Sorocaba e Região

Primeiro dia de greve nos Correios tem adesão parcial na região

Adesão é de 90% dos funcionários na região de Sorocaba, conforme sindicalistas, e 17% no País segundo a empresa
Primeiro dia de greve nos Correios tem adesão parcial na região
A categoria protesta contra a retirada de direitos, a privatização da empresa e a ausência de medidas de proteção contra a Covid-19. Crédito da foto: Fábio Rogério (6/5/2020)

O primeiro dia da greve geral dos funcionários dos Correios teve adesão parcial na região de Sorocaba. O Sindicato dos Trabalhadores da Empresa Brasileira de Correios e Telégrafos e Similares de São Paulo (Sintect-SP) informou que 90% da categoria aderiu ao movimento, enquanto a estatal afirma que a adesão, no País, é de 17% dos empregados, o que não afetaria os serviços de atendimento aos seus clientes.

“A rede de atendimento dos Correios está aberta em todo o País. Assim como os serviços, inclusive Sedex e PAC, continuam sendo postados e entregues em todos os municípios”, informou a estatal.

Por tempo indeterminado

A greve por tempo indeterminado foi deflagrada na noite de segunda-feira (17). Assim, ela foi definida em assembleias realizadas por todos os 36 sindicatos de trabalhadores dos Correios do país. Todos são ligados à Federação Nacional dos Trabalhadores em Empresas de Correios e Telégrafos e Similares (Fentect).

A categoria diz que a paralisação ocorre em protesto contra a retirada de direitos. Conforme eles, a privatização da empresa e a ausência de medidas para proteger os empregados da pandemia de Covid-19 são os demais fatores. Esse segmento representa mais de 100 mil funcionários em todo o País.

De acordo com Francisca Idalina, dirigente do Sintect-SP, a base da regional de Sorocaba é formada por 51 cidades. A direção dos Correios afirma que colocou em prática seu “plano de continuidade de negócios”. O objetivo é minimizar os impactos à população. Assim, conta com a adoção de medidas como o deslocamento de empregados administrativos para auxiliar na operação, remanejamento de veículos e a realização de mutirões.

Correios e o acordo coletivo

Um dos principais motivos da paralisação, conforme o sindicato, foi a revogação, a partir de 1º de agosto, do atual acordo coletivo, cuja vigência vai até 2021.
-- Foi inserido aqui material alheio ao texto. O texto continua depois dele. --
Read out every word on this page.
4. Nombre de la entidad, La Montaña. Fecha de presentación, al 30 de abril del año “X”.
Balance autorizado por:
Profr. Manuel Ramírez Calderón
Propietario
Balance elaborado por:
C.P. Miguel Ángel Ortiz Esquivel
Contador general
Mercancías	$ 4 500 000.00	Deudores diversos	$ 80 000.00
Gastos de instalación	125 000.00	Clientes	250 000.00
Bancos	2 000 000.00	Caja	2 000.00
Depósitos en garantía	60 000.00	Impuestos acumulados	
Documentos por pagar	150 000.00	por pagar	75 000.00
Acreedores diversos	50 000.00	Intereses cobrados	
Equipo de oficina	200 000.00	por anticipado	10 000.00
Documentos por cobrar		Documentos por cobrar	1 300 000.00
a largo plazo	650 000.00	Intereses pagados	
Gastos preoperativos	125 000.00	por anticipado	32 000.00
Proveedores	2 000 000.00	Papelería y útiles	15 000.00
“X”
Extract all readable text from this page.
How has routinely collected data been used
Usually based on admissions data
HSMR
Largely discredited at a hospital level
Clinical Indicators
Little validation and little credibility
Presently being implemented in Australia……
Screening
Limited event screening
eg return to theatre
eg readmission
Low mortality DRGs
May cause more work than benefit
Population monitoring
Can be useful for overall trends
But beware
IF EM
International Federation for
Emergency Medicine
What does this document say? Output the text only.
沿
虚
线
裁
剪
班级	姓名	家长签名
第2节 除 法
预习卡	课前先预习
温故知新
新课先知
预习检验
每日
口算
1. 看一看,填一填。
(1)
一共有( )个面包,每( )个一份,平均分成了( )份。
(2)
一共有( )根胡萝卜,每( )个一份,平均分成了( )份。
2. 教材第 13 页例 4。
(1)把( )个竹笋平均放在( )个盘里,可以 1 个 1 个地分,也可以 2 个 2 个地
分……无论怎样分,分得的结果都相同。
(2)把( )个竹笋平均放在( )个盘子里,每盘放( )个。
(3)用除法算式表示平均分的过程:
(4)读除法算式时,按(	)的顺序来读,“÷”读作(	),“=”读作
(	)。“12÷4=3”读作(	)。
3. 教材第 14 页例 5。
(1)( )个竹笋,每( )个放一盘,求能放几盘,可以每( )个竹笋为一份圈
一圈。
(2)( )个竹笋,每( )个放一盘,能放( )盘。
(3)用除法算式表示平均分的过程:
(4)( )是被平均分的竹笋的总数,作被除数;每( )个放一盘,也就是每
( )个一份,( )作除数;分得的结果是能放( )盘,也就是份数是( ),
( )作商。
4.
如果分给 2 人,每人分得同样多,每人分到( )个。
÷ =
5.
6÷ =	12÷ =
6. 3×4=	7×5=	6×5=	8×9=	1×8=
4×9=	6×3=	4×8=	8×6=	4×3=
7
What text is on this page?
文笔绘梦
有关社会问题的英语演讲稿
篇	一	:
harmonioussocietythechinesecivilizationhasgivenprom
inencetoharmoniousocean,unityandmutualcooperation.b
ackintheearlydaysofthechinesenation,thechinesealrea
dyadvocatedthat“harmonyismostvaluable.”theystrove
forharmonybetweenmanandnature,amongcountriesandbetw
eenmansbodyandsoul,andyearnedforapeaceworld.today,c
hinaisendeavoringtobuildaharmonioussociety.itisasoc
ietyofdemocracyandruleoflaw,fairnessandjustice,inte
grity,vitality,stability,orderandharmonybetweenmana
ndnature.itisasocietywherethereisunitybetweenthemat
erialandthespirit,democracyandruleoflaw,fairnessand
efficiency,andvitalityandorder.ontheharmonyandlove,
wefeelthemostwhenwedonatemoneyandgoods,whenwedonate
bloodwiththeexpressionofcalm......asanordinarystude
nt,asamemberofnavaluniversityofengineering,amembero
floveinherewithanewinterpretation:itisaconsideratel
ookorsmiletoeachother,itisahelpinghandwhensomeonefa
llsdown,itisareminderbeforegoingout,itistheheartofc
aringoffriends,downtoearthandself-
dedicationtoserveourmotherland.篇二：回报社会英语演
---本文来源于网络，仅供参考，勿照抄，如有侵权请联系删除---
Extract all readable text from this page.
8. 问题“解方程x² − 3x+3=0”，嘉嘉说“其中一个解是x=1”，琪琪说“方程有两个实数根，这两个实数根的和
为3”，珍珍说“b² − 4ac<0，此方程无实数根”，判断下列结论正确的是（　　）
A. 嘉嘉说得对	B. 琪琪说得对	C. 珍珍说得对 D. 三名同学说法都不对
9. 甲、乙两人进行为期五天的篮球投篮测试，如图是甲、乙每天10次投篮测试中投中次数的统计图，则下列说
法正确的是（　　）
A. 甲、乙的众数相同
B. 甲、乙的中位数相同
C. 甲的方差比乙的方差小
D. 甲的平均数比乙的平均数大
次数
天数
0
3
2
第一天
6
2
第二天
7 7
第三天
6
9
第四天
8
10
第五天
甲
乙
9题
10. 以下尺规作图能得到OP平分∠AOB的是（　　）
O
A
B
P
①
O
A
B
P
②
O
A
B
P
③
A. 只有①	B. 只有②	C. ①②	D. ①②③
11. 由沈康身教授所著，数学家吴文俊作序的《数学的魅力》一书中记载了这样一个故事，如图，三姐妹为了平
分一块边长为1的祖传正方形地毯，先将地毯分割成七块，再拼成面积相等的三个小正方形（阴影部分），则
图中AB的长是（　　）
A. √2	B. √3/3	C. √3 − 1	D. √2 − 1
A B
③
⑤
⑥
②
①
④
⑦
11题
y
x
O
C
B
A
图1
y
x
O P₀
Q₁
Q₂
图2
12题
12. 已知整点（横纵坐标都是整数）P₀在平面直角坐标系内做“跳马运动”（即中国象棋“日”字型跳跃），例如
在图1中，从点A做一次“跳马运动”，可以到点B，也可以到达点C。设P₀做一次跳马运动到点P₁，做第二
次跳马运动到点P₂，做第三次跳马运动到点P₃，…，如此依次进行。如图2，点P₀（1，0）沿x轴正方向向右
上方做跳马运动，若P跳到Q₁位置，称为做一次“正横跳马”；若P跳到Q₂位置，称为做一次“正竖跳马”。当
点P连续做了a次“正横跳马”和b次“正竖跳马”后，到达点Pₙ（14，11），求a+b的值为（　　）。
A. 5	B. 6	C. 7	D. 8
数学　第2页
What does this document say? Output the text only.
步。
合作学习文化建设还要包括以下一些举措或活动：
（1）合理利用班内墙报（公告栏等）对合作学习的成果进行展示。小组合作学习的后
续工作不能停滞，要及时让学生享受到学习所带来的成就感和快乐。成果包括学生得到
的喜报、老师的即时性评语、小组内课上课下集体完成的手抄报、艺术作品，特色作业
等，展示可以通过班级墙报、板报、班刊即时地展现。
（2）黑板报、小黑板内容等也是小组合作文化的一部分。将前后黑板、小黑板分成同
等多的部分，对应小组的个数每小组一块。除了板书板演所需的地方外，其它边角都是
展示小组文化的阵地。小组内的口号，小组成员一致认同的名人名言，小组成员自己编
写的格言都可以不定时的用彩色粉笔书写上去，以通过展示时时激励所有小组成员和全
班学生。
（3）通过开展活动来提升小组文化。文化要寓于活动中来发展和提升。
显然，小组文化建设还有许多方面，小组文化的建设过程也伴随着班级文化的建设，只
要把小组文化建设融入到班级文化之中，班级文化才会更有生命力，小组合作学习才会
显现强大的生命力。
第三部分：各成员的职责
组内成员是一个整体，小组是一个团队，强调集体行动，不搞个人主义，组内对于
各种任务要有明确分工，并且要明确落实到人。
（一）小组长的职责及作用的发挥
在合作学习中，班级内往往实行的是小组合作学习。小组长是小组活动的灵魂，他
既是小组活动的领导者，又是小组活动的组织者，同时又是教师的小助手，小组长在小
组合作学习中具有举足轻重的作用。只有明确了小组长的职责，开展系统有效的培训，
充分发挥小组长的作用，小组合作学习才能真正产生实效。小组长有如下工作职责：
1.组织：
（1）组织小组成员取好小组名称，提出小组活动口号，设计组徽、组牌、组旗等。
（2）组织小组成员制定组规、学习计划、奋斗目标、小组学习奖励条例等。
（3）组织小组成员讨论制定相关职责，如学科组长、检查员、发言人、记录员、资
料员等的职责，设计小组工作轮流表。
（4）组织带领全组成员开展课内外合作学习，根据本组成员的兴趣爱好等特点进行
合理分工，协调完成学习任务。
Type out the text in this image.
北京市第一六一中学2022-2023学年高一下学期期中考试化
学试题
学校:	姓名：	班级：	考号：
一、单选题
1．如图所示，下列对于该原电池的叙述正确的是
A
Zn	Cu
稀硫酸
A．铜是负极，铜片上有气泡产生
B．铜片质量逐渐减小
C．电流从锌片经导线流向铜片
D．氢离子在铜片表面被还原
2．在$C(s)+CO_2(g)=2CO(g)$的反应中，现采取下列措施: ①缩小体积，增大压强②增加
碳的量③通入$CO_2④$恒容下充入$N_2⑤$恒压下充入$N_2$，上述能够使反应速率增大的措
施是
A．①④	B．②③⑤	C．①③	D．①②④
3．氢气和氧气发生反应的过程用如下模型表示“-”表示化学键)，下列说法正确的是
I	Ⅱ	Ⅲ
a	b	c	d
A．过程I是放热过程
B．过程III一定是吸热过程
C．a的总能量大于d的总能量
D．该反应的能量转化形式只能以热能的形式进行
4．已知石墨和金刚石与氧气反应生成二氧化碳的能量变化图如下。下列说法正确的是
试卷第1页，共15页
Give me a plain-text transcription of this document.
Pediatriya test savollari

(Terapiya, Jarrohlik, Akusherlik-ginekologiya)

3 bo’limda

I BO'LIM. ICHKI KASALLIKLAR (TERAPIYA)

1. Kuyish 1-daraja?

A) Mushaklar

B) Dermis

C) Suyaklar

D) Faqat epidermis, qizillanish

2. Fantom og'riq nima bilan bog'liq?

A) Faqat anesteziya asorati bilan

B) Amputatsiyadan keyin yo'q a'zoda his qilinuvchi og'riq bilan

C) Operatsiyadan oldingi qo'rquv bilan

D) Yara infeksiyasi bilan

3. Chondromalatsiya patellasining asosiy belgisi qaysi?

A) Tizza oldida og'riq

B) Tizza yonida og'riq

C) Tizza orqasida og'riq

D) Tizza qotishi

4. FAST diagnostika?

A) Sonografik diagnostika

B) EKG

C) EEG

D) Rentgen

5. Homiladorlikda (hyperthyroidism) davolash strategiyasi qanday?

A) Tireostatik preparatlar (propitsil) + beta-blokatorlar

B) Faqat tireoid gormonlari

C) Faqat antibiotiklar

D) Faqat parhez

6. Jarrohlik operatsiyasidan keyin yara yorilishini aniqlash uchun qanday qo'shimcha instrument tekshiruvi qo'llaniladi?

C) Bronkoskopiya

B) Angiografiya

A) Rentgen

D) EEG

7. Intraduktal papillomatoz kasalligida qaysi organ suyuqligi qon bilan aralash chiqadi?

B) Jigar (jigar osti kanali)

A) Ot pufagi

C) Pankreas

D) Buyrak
De acordo com a entidade, 70 cláusulas com direitos conquistados ao longo dos anos foram retiradas, como, por exemplo, 30% do adicional de risco, vale-alimentação, licença-maternidade de 180 dias, auxílio-creche, indenização por morte e auxílio para filhos com necessidades especiais, além de pagamentos como adicional noturno e horas extras.

Sobre as ações da empresa para enfrentamento da pandemia, os sindicalistas relatam que teve de acionar a Justiça para garantir aos empregados equipamentos de proteção individual, álcool em gel, testagem e afastamento daqueles integrantes de grupos de risco e dos que coabitam com crianças em idade escolar.

Privatização dos Correios

Segundo o Sintect, trata-se de uma estratégia com intuito de precarizar o serviço a fim de privatizar a empresa. “Vale lembrar que essa privatização foi um ponto forte da campanha eleitoral do atual presidente da República”, diz a entidade, em comunicado enviado à imprensa.

Já os Correios afirmam que as negociações com as entidades sindicais visam o reequilíbrio do caixa da empresa, fragilizado diante da crise financeira ocasionada pela pandemia.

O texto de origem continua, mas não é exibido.